THE eighteenth century and onwards to 1815 was wholly different from the preceding age. It was in the main a century and more of foreign war with France and the nations that followed the lead of France, supplemented by civil war with English colonists,* whose severance from the British Empire was also determined by their mother country’s war with France. It was an age which began with Marlborough* and ended with Wellington,* and the first half of which, ending with the Peace of Paris in 1763,* was marked at its close by the victories of Wolfe and Clive.*
It was an age when gain and loss were almost entirely the result of fighting; and when the empire acquired a new and great province by peaceful means, the acquisition was still the direct outcome of action by the State. This was the acquisition of Australia.* It was a fighting time, when notwithstanding trade went on apace. It was a time when there was more continuity than in the preceding century, but the development of systematic administration was hindered by perpetual war.

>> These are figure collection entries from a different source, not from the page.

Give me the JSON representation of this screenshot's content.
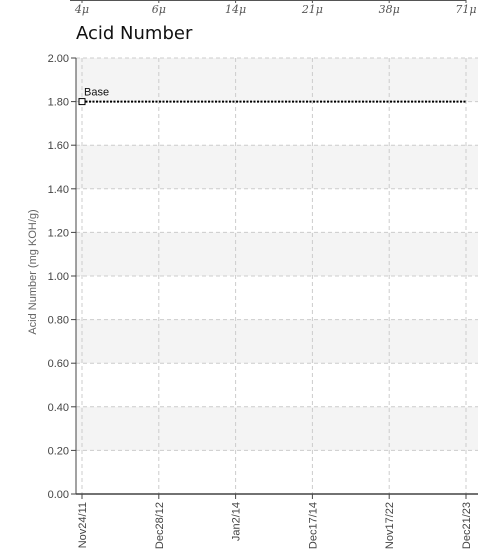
{
  "top_strip": {
    "tick_labels": [
      "4μ",
      "6μ",
      "14μ",
      "21μ",
      "38μ",
      "71μ"
    ]
  },
  "chart_data": {
    "type": "line",
    "title": "Acid Number",
    "ylabel": "Acid Number (mg KOH/g)",
    "xlabel": "",
    "ylim": [
      0,
      2
    ],
    "yticks": [
      0,
      0.2,
      0.4,
      0.6,
      0.8,
      1.0,
      1.2,
      1.4,
      1.6,
      1.8,
      2.0
    ],
    "ytick_labels": [
      "0.00",
      "0.20",
      "0.40",
      "0.60",
      "0.80",
      "1.00",
      "1.20",
      "1.40",
      "1.60",
      "1.80",
      "2.00"
    ],
    "categories": [
      "Nov24/11",
      "Dec28/12",
      "Jan2/14",
      "Dec17/14",
      "Nov17/22",
      "Dec21/23"
    ],
    "grid": true,
    "series": [
      {
        "name": "Base",
        "values": [
          1.8,
          1.8,
          1.8,
          1.8,
          1.8,
          1.8
        ],
        "style": "dotted",
        "color": "#000000"
      }
    ]
  },
  "colors": {
    "axis": "#444444",
    "grid": "#cccccc",
    "band": "#f4f4f4",
    "series": "#000000"
  }
}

See The American Revolutionary War, which began with the The Boston Tea Party in 1773 and ended with the Peace of Versailles on September 3rd, 1783.
John Churchill, Duke of Marlborough, secured two famous victories during the The War of the Spanish Succession, at Blenheim on August 13th, 1704, and at Ramillies on May 23rd, 1706.

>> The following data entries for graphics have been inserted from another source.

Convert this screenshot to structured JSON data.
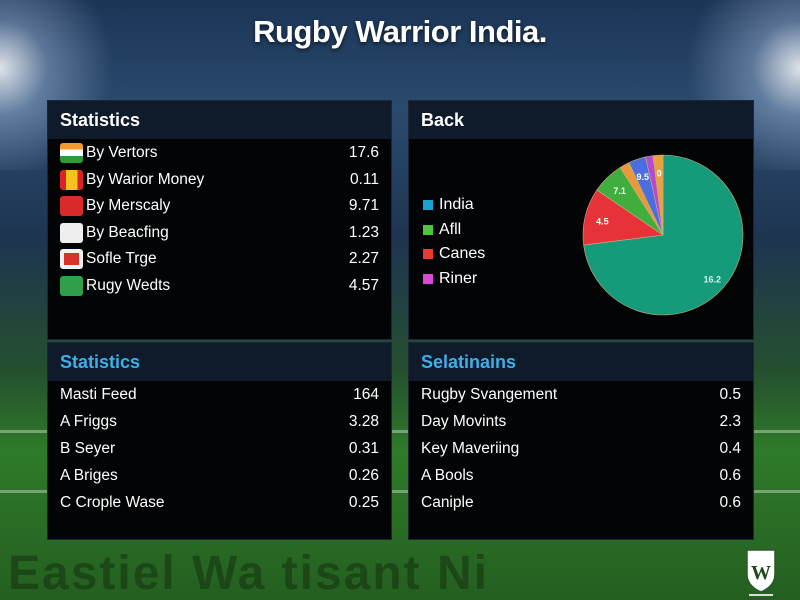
{
  "title": "Rugby Warrior India.",
  "panels": {
    "top_left": {
      "title": "Statistics",
      "rows": [
        {
          "icon": "india-flag-icon",
          "label": "By Vertors",
          "value": "17.6"
        },
        {
          "icon": "red-yellow-flag-icon",
          "label": "By Warior Money",
          "value": "0.11"
        },
        {
          "icon": "red-emblem-icon",
          "label": "By Merscaly",
          "value": "9.71"
        },
        {
          "icon": "crest-icon",
          "label": "By Beacfing",
          "value": "1.23"
        },
        {
          "icon": "red-crest-icon",
          "label": "Sofle Trge",
          "value": "2.27"
        },
        {
          "icon": "green-badge-icon",
          "label": "Rugy Wedts",
          "value": "4.57"
        }
      ]
    },
    "top_right": {
      "title": "Back"
    },
    "bottom_left": {
      "title": "Statistics",
      "rows": [
        {
          "label": "Masti Feed",
          "value": "164"
        },
        {
          "label": "A Friggs",
          "value": "3.28"
        },
        {
          "label": "B Seyer",
          "value": "0.31"
        },
        {
          "label": "A Briges",
          "value": "0.26"
        },
        {
          "label": "C Crople Wase",
          "value": "0.25"
        }
      ]
    },
    "bottom_right": {
      "title": "Selatinains",
      "rows": [
        {
          "label": "Rugby Svangement",
          "value": "0.5"
        },
        {
          "label": "Day Movints",
          "value": "2.3"
        },
        {
          "label": "Key Maveriing",
          "value": "0.4"
        },
        {
          "label": "A Bools",
          "value": "0.6"
        },
        {
          "label": "Caniple",
          "value": "0.6"
        }
      ]
    }
  },
  "chart_data": {
    "type": "pie",
    "legend": [
      {
        "name": "India",
        "color": "#1ba3d0"
      },
      {
        "name": "Afll",
        "color": "#4cc63a"
      },
      {
        "name": "Canes",
        "color": "#ee3a2e"
      },
      {
        "name": "Riner",
        "color": "#d94ad6"
      }
    ],
    "legend_placement": "left",
    "slices": [
      {
        "value": 73,
        "label": "16.2",
        "color": "#169b7a"
      },
      {
        "value": 11.5,
        "label": "4.5",
        "color": "#e8323a"
      },
      {
        "value": 6.5,
        "label": "7.1",
        "color": "#3fae3d"
      },
      {
        "value": 2,
        "label": "",
        "color": "#e89a3a"
      },
      {
        "value": 3.5,
        "label": "9.5",
        "color": "#4a6ee0"
      },
      {
        "value": 1.5,
        "label": "",
        "color": "#b44ad0"
      },
      {
        "value": 2,
        "label": "0",
        "color": "#e8a040"
      }
    ]
  },
  "footer": {
    "watermark": "Eastiel Wa tisant Ni",
    "logo_text": "W"
  }
}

Arthur Wellesley, Duke of Wellington, was the British commander at The Battle of Waterloo on June 18th, 1815, which ended once and for all the European ambitions of French Emperor Napoleon Bonaparte.
The Treaty of Paris in 1763 ended the The Seven Years’ War between Britain and Louis XV’s Kingdom of France.

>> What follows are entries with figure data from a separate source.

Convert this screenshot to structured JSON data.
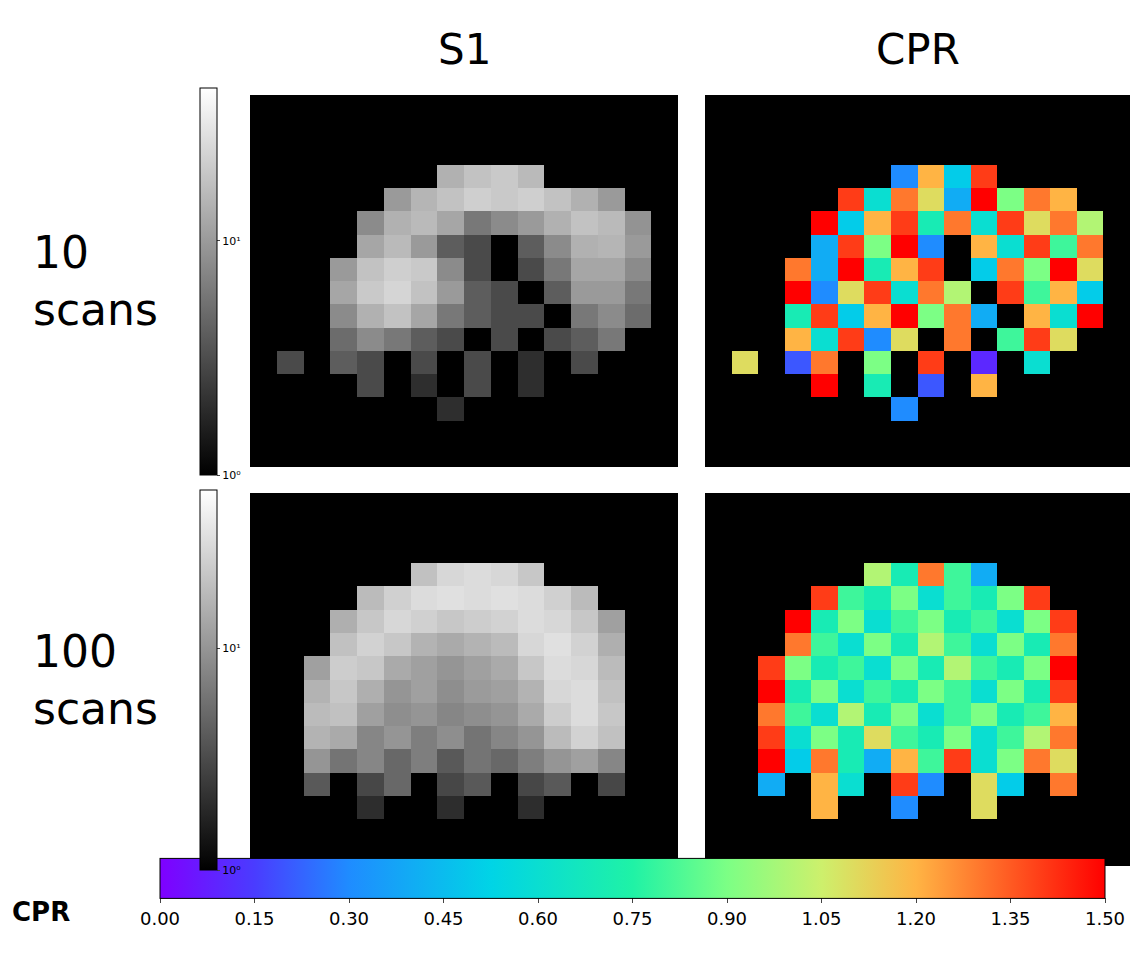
{
  "column_titles": [
    "S1",
    "CPR"
  ],
  "row_titles": [
    "10 scans",
    "100 scans"
  ],
  "colorbar": {
    "title": "CPR",
    "zlim": [
      0,
      1.5
    ],
    "zticks": [
      {
        "value": 0,
        "label": "0.00"
      },
      0.15,
      {
        "value": 0.3,
        "label": "0.30"
      },
      0.45,
      {
        "value": 0.6,
        "label": "0.60"
      },
      0.75,
      {
        "value": 0.9,
        "label": "0.90"
      },
      1.05,
      {
        "value": 1.2,
        "label": "1.20"
      },
      1.35,
      {
        "value": 1.5,
        "label": "1.50"
      }
    ]
  },
  "chart_data": [
    {
      "type": "heatmap",
      "log": true,
      "tick_labels": false,
      "zlim": [
        1,
        45
      ],
      "zticks": [
        {
          "value": 1,
          "label": "10⁰"
        },
        {
          "value": 10,
          "label": "10¹"
        }
      ],
      "cells": [
        [
          null,
          null,
          null,
          null,
          null,
          null,
          null,
          null,
          null,
          null,
          null,
          null,
          null,
          null,
          null,
          null
        ],
        [
          null,
          null,
          null,
          null,
          null,
          null,
          null,
          null,
          null,
          null,
          null,
          null,
          null,
          null,
          null,
          null
        ],
        [
          null,
          null,
          null,
          null,
          null,
          null,
          null,
          null,
          null,
          null,
          null,
          null,
          null,
          null,
          null,
          null
        ],
        [
          null,
          null,
          null,
          null,
          null,
          null,
          null,
          14,
          18,
          20,
          16,
          null,
          null,
          null,
          null,
          null
        ],
        [
          null,
          null,
          null,
          null,
          null,
          10,
          15,
          18,
          22,
          20,
          22,
          18,
          14,
          10,
          null,
          null
        ],
        [
          null,
          null,
          null,
          null,
          8,
          14,
          16,
          12,
          6,
          8,
          10,
          14,
          18,
          16,
          9,
          null
        ],
        [
          null,
          null,
          null,
          null,
          12,
          16,
          10,
          4,
          3,
          null,
          4,
          8,
          14,
          15,
          10,
          null
        ],
        [
          null,
          null,
          null,
          10,
          18,
          22,
          20,
          8,
          3,
          null,
          3,
          6,
          12,
          12,
          8,
          null
        ],
        [
          null,
          null,
          null,
          12,
          20,
          24,
          18,
          10,
          4,
          3,
          null,
          4,
          10,
          10,
          6,
          null
        ],
        [
          null,
          null,
          null,
          8,
          14,
          18,
          12,
          6,
          4,
          3,
          3,
          null,
          6,
          8,
          5,
          null
        ],
        [
          null,
          null,
          null,
          5,
          8,
          6,
          4,
          3,
          null,
          3,
          null,
          3,
          4,
          6,
          null,
          null
        ],
        [
          null,
          3,
          null,
          4,
          3,
          null,
          3,
          null,
          3,
          null,
          2,
          null,
          3,
          null,
          null,
          null
        ],
        [
          null,
          null,
          null,
          null,
          3,
          null,
          2,
          null,
          3,
          null,
          2,
          null,
          null,
          null,
          null,
          null
        ],
        [
          null,
          null,
          null,
          null,
          null,
          null,
          null,
          2,
          null,
          null,
          null,
          null,
          null,
          null,
          null,
          null
        ],
        [
          null,
          null,
          null,
          null,
          null,
          null,
          null,
          null,
          null,
          null,
          null,
          null,
          null,
          null,
          null,
          null
        ],
        [
          null,
          null,
          null,
          null,
          null,
          null,
          null,
          null,
          null,
          null,
          null,
          null,
          null,
          null,
          null,
          null
        ]
      ]
    },
    {
      "type": "heatmap",
      "tick_labels": false,
      "cells": [
        [
          null,
          null,
          null,
          null,
          null,
          null,
          null,
          null,
          null,
          null,
          null,
          null,
          null,
          null,
          null,
          null
        ],
        [
          null,
          null,
          null,
          null,
          null,
          null,
          null,
          null,
          null,
          null,
          null,
          null,
          null,
          null,
          null,
          null
        ],
        [
          null,
          null,
          null,
          null,
          null,
          null,
          null,
          null,
          null,
          null,
          null,
          null,
          null,
          null,
          null,
          null
        ],
        [
          null,
          null,
          null,
          null,
          null,
          null,
          null,
          0.3,
          1.2,
          0.5,
          1.4,
          null,
          null,
          null,
          null,
          null
        ],
        [
          null,
          null,
          null,
          null,
          null,
          1.4,
          0.6,
          1.3,
          1.1,
          0.4,
          1.5,
          0.9,
          1.3,
          1.2,
          null,
          null
        ],
        [
          null,
          null,
          null,
          null,
          1.5,
          0.5,
          1.2,
          1.4,
          0.7,
          1.3,
          0.6,
          1.4,
          1.1,
          1.3,
          1.0,
          null
        ],
        [
          null,
          null,
          null,
          null,
          0.4,
          1.4,
          0.9,
          1.5,
          0.3,
          null,
          1.2,
          0.6,
          1.4,
          0.8,
          1.3,
          null
        ],
        [
          null,
          null,
          null,
          1.3,
          0.4,
          1.5,
          0.7,
          1.2,
          1.4,
          null,
          0.5,
          1.3,
          0.9,
          1.5,
          1.1,
          null
        ],
        [
          null,
          null,
          null,
          1.5,
          0.3,
          1.1,
          1.4,
          0.6,
          1.3,
          1.0,
          null,
          1.4,
          0.8,
          1.2,
          0.5,
          null
        ],
        [
          null,
          null,
          null,
          0.7,
          1.4,
          0.5,
          1.2,
          1.5,
          0.9,
          1.3,
          0.4,
          null,
          1.2,
          0.6,
          1.5,
          null
        ],
        [
          null,
          null,
          null,
          1.2,
          0.6,
          1.4,
          0.3,
          1.1,
          null,
          1.3,
          null,
          0.8,
          1.4,
          1.1,
          null,
          null
        ],
        [
          null,
          1.1,
          null,
          0.2,
          1.3,
          null,
          0.9,
          null,
          1.4,
          null,
          0.1,
          null,
          0.6,
          null,
          null,
          null
        ],
        [
          null,
          null,
          null,
          null,
          1.5,
          null,
          0.7,
          null,
          0.2,
          null,
          1.2,
          null,
          null,
          null,
          null,
          null
        ],
        [
          null,
          null,
          null,
          null,
          null,
          null,
          null,
          0.3,
          null,
          null,
          null,
          null,
          null,
          null,
          null,
          null
        ],
        [
          null,
          null,
          null,
          null,
          null,
          null,
          null,
          null,
          null,
          null,
          null,
          null,
          null,
          null,
          null,
          null
        ],
        [
          null,
          null,
          null,
          null,
          null,
          null,
          null,
          null,
          null,
          null,
          null,
          null,
          null,
          null,
          null,
          null
        ]
      ]
    },
    {
      "type": "heatmap",
      "log": true,
      "tick_labels": false,
      "zlim": [
        1,
        52
      ],
      "zticks": [
        {
          "value": 1,
          "label": "10⁰"
        },
        {
          "value": 10,
          "label": "10¹"
        }
      ],
      "cells": [
        [
          null,
          null,
          null,
          null,
          null,
          null,
          null,
          null,
          null,
          null,
          null,
          null,
          null,
          null,
          null,
          null
        ],
        [
          null,
          null,
          null,
          null,
          null,
          null,
          null,
          null,
          null,
          null,
          null,
          null,
          null,
          null,
          null,
          null
        ],
        [
          null,
          null,
          null,
          null,
          null,
          null,
          null,
          null,
          null,
          null,
          null,
          null,
          null,
          null,
          null,
          null
        ],
        [
          null,
          null,
          null,
          null,
          null,
          null,
          20,
          28,
          30,
          28,
          22,
          null,
          null,
          null,
          null,
          null
        ],
        [
          null,
          null,
          null,
          null,
          18,
          25,
          30,
          32,
          30,
          32,
          30,
          25,
          18,
          null,
          null,
          null
        ],
        [
          null,
          null,
          null,
          15,
          22,
          28,
          25,
          22,
          24,
          26,
          30,
          28,
          22,
          12,
          null,
          null
        ],
        [
          null,
          null,
          null,
          20,
          26,
          22,
          16,
          14,
          16,
          18,
          28,
          32,
          26,
          15,
          null,
          null
        ],
        [
          null,
          null,
          12,
          24,
          22,
          14,
          12,
          10,
          12,
          14,
          22,
          30,
          28,
          18,
          null,
          null
        ],
        [
          null,
          null,
          16,
          22,
          15,
          10,
          12,
          9,
          11,
          12,
          16,
          28,
          30,
          20,
          null,
          null
        ],
        [
          null,
          null,
          18,
          20,
          12,
          9,
          10,
          8,
          9,
          10,
          14,
          24,
          30,
          22,
          null,
          null
        ],
        [
          null,
          null,
          16,
          14,
          8,
          10,
          7,
          9,
          6,
          8,
          10,
          18,
          26,
          20,
          null,
          null
        ],
        [
          null,
          null,
          10,
          6,
          8,
          5,
          7,
          4,
          6,
          5,
          7,
          10,
          12,
          8,
          null,
          null
        ],
        [
          null,
          null,
          4,
          null,
          3,
          5,
          null,
          3,
          4,
          null,
          3,
          4,
          null,
          3,
          null,
          null
        ],
        [
          null,
          null,
          null,
          null,
          2,
          null,
          null,
          2,
          null,
          null,
          2,
          null,
          null,
          null,
          null,
          null
        ],
        [
          null,
          null,
          null,
          null,
          null,
          null,
          null,
          null,
          null,
          null,
          null,
          null,
          null,
          null,
          null,
          null
        ],
        [
          null,
          null,
          null,
          null,
          null,
          null,
          null,
          null,
          null,
          null,
          null,
          null,
          null,
          null,
          null,
          null
        ]
      ]
    },
    {
      "type": "heatmap",
      "tick_labels": false,
      "cells": [
        [
          null,
          null,
          null,
          null,
          null,
          null,
          null,
          null,
          null,
          null,
          null,
          null,
          null,
          null,
          null,
          null
        ],
        [
          null,
          null,
          null,
          null,
          null,
          null,
          null,
          null,
          null,
          null,
          null,
          null,
          null,
          null,
          null,
          null
        ],
        [
          null,
          null,
          null,
          null,
          null,
          null,
          null,
          null,
          null,
          null,
          null,
          null,
          null,
          null,
          null,
          null
        ],
        [
          null,
          null,
          null,
          null,
          null,
          null,
          1.0,
          0.7,
          1.3,
          0.8,
          0.4,
          null,
          null,
          null,
          null,
          null
        ],
        [
          null,
          null,
          null,
          null,
          1.4,
          0.8,
          0.7,
          0.9,
          0.6,
          0.8,
          0.7,
          0.9,
          1.4,
          null,
          null,
          null
        ],
        [
          null,
          null,
          null,
          1.5,
          0.7,
          0.9,
          0.6,
          0.8,
          0.9,
          0.7,
          0.8,
          0.6,
          0.9,
          1.4,
          null,
          null
        ],
        [
          null,
          null,
          null,
          1.3,
          0.8,
          0.6,
          0.9,
          0.7,
          1.0,
          0.8,
          0.6,
          0.9,
          0.7,
          1.3,
          null,
          null
        ],
        [
          null,
          null,
          1.4,
          0.9,
          0.7,
          0.8,
          0.6,
          0.9,
          0.7,
          1.0,
          0.8,
          0.7,
          0.9,
          1.5,
          null,
          null
        ],
        [
          null,
          null,
          1.5,
          0.7,
          0.9,
          0.6,
          0.8,
          0.7,
          0.9,
          0.8,
          0.6,
          0.9,
          0.7,
          1.4,
          null,
          null
        ],
        [
          null,
          null,
          1.3,
          0.8,
          0.6,
          1.0,
          0.7,
          0.9,
          0.6,
          0.8,
          0.9,
          0.7,
          0.8,
          1.2,
          null,
          null
        ],
        [
          null,
          null,
          1.4,
          0.6,
          0.9,
          0.7,
          1.1,
          0.8,
          0.7,
          0.9,
          0.6,
          0.8,
          1.0,
          1.3,
          null,
          null
        ],
        [
          null,
          null,
          1.5,
          0.5,
          1.3,
          0.7,
          0.4,
          1.2,
          0.8,
          1.4,
          0.6,
          0.9,
          1.3,
          1.1,
          null,
          null
        ],
        [
          null,
          null,
          0.4,
          null,
          1.2,
          0.6,
          null,
          1.4,
          0.3,
          null,
          1.1,
          0.5,
          null,
          1.3,
          null,
          null
        ],
        [
          null,
          null,
          null,
          null,
          1.2,
          null,
          null,
          0.3,
          null,
          null,
          1.1,
          null,
          null,
          null,
          null,
          null
        ],
        [
          null,
          null,
          null,
          null,
          null,
          null,
          null,
          null,
          null,
          null,
          null,
          null,
          null,
          null,
          null,
          null
        ],
        [
          null,
          null,
          null,
          null,
          null,
          null,
          null,
          null,
          null,
          null,
          null,
          null,
          null,
          null,
          null,
          null
        ]
      ]
    }
  ]
}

James Wolfe (1727-1759) was a leading general in the Canadian theatre of Britain’s The Seven Years’ War with France, and died fighting at Quebec. Meanwhile Robert Clive (1725-1774), an officer in the militia of the East India Company, played a decisive role in the Indian theatre of the same war, frustrating Louis XV’s France and securing Britain’s place as the preferred trading partner of the Mughal Emperors.
Sir Charles, a former head of the Dominion Department of the Colonial Office, rather overplays the Government’s role. The colony founded at modern-day Sydney had to be moved because the Government chose an uninhabitable location; it was forcibly peopled with convicts, and then left to fend for itself. It succeeded because of the courage of its first governor, of the convicts and later of emigrants from Britain and the Empire (and refugees from the governments of Europe). See The First Fleet.